The dissenting judge, while agreeing with the majority’s decision to dismiss claims against the hospital, argued that Huddleston had not suffered a “compensable injury.” Huddleston’s own urology expert’s testimony “establishes that Huddleston’s damages are speculative, and thus she is not entitled to recovery,” the judge said. Any restrictions on Huddleston, such as avoiding a high protein diet and not participating in extreme sports, are “not significant” compared to those that would be placed on a patient who had a partial nephrectomy, the dissent maintained.
“Additionally, there is no evidence of any ailments that Huddleston is unable to treat because she only has one kidney. Moreover, while Huddleston testified that one of her concerns is being unable to be a kidney donor if needed for one of her children, [her expert witness] explained that regardless of whether Huddleston had a partial or a total nephrectomy, she would be prohibited from kidney donation because of her history of cancer. The evidence supports that after the total nephrectomy, Huddleston was cancer free and her remaining kidney was functioning within normal limits.”
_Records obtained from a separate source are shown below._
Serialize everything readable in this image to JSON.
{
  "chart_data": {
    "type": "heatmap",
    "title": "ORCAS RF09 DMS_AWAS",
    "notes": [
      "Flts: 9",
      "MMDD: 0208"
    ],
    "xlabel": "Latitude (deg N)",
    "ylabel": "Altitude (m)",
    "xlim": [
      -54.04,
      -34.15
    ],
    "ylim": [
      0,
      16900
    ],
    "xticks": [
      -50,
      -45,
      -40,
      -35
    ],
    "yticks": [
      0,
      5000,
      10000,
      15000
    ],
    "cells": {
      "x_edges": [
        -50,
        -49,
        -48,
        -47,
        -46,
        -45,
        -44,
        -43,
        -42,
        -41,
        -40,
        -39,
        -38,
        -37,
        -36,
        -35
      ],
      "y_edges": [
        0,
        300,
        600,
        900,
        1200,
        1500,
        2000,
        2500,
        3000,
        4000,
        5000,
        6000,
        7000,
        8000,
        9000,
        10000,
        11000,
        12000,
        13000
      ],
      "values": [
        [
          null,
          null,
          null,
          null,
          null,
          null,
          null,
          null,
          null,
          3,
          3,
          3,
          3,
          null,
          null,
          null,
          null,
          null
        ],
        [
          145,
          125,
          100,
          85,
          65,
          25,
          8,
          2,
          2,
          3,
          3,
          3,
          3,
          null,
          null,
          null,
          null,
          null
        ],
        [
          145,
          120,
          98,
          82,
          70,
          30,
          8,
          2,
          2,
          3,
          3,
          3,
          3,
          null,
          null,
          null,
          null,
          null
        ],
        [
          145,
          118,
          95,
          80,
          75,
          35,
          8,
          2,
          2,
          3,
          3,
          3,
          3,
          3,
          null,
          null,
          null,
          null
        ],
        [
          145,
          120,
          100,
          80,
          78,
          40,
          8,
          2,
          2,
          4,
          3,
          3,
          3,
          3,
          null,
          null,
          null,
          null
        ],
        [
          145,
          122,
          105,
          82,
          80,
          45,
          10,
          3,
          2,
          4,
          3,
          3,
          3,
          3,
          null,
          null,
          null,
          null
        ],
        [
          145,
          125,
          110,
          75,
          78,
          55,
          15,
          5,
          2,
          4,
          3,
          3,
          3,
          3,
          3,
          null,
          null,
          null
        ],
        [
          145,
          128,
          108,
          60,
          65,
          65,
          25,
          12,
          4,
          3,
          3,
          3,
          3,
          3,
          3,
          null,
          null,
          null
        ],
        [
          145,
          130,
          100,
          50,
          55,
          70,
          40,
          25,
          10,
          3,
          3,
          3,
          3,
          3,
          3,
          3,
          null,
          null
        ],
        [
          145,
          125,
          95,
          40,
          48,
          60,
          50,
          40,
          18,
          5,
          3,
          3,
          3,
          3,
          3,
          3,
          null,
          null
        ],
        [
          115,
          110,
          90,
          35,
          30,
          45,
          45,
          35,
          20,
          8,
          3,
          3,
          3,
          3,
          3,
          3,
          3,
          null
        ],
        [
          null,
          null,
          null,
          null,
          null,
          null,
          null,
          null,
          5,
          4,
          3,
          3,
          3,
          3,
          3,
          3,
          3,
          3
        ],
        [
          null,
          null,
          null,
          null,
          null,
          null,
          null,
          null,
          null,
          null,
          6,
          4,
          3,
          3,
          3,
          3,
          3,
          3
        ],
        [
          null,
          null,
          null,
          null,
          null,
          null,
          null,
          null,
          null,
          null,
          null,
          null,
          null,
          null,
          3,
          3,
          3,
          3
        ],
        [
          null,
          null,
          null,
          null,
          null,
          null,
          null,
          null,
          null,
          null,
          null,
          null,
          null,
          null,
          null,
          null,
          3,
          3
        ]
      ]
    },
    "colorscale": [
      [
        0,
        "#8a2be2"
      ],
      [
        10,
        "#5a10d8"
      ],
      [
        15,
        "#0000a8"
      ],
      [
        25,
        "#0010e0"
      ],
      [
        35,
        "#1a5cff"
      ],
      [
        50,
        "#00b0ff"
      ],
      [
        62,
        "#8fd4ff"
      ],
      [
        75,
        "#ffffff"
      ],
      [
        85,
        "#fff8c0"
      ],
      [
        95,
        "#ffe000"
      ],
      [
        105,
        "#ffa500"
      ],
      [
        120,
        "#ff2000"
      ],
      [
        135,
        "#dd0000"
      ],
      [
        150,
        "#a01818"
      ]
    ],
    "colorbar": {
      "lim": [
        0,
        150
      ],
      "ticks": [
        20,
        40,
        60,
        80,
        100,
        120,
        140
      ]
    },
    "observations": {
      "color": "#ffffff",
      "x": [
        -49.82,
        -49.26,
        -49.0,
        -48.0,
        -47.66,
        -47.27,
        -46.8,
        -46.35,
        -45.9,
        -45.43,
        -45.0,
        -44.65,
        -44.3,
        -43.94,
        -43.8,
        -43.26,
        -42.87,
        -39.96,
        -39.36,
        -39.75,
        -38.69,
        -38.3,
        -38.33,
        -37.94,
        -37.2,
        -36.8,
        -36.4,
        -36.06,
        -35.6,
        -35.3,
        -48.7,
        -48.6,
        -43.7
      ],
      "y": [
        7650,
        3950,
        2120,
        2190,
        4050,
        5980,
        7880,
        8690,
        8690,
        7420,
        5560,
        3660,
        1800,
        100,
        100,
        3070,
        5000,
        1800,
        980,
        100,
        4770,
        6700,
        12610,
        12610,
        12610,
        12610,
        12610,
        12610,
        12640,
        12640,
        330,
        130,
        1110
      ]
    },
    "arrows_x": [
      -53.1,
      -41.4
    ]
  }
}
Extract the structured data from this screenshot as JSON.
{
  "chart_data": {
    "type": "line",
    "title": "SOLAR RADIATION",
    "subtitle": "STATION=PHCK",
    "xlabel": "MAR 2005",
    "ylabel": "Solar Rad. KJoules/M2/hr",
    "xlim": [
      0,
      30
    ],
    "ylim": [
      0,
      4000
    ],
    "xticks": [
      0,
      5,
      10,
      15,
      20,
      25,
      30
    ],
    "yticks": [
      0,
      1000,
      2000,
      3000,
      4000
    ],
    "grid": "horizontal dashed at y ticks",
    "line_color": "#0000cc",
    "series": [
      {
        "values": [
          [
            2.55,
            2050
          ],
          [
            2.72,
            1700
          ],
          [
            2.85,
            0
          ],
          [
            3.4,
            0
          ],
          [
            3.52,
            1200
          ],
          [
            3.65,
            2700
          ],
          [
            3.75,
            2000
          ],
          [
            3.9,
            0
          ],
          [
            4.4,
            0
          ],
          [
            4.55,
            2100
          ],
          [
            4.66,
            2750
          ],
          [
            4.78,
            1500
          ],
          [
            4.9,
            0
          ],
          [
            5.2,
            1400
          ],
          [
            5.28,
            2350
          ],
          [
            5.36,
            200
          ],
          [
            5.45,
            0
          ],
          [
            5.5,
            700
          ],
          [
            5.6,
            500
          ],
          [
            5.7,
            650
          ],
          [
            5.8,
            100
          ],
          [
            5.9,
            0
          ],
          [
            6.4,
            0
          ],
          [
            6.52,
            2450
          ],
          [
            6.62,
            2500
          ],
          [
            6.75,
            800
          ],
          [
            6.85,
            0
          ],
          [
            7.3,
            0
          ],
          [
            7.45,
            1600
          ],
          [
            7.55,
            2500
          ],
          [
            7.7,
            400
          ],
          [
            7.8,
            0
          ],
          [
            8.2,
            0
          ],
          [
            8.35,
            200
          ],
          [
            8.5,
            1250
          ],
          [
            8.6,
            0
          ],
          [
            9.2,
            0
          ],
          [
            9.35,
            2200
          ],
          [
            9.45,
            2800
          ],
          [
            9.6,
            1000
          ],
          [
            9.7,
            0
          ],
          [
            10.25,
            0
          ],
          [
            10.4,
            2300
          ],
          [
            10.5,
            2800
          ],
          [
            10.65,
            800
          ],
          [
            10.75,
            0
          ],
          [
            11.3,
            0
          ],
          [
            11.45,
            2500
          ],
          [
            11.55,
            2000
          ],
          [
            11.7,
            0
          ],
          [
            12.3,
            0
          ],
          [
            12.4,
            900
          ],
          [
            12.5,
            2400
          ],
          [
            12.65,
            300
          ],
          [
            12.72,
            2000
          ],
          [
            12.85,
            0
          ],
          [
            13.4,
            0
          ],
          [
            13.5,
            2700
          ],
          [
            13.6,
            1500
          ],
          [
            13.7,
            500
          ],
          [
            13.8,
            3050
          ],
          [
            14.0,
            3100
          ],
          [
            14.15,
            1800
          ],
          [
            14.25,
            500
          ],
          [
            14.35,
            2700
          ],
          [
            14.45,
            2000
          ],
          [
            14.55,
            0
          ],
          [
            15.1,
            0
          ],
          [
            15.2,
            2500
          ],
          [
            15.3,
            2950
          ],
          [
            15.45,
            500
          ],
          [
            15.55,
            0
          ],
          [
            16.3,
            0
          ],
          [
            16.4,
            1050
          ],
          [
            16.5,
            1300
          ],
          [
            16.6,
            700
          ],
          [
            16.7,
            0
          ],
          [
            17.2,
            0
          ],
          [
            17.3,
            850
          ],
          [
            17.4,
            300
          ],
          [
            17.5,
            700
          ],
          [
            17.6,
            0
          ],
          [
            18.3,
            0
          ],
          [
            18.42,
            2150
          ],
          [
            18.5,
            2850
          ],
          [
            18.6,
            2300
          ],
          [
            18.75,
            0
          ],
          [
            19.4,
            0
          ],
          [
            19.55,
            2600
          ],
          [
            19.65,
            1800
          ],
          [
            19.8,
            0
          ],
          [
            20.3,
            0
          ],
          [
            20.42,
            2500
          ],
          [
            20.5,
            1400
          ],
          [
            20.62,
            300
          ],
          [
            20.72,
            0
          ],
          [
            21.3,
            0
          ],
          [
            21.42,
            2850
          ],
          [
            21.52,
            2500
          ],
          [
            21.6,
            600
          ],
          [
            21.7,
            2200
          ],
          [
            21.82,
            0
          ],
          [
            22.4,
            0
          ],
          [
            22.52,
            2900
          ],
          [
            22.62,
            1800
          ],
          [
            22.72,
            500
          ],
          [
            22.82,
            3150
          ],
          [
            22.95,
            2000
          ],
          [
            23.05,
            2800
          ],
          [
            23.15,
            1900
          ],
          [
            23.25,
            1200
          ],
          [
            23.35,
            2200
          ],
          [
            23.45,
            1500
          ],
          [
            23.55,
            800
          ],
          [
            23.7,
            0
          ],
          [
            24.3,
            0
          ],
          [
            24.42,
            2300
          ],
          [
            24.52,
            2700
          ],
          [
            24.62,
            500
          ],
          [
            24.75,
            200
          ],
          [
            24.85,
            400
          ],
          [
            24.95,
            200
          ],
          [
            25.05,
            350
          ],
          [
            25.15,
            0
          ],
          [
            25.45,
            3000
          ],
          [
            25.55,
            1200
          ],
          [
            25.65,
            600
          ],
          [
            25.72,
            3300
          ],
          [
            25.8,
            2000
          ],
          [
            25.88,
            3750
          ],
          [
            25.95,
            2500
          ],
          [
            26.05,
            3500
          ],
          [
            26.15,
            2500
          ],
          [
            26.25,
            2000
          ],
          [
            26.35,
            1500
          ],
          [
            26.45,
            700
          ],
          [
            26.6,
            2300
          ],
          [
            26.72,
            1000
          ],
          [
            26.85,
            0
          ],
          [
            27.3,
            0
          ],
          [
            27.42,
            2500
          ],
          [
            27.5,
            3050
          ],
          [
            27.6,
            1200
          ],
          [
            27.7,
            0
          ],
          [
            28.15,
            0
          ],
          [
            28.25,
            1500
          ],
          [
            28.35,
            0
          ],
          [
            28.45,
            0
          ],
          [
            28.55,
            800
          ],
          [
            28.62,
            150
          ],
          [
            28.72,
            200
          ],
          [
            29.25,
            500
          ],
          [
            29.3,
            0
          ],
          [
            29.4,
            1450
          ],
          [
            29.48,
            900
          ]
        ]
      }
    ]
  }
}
IHA and Leon appealed to the Michigan Supreme Court. In an order dated April 3, 2013, the Supreme Court ordered the case to be scheduled for oral argument on whether to grant the application or take other action. The Court directed the parties to address “whether the Court of Appeals erred when it concluded that the plaintiff suffered a compensable injury; whether it misapplied Sutter v Biggs, 377 Mich 80 (1966); and whether its decision is contrary to Henry v Dow Chemical Co, 473 Mich 63 (2005).”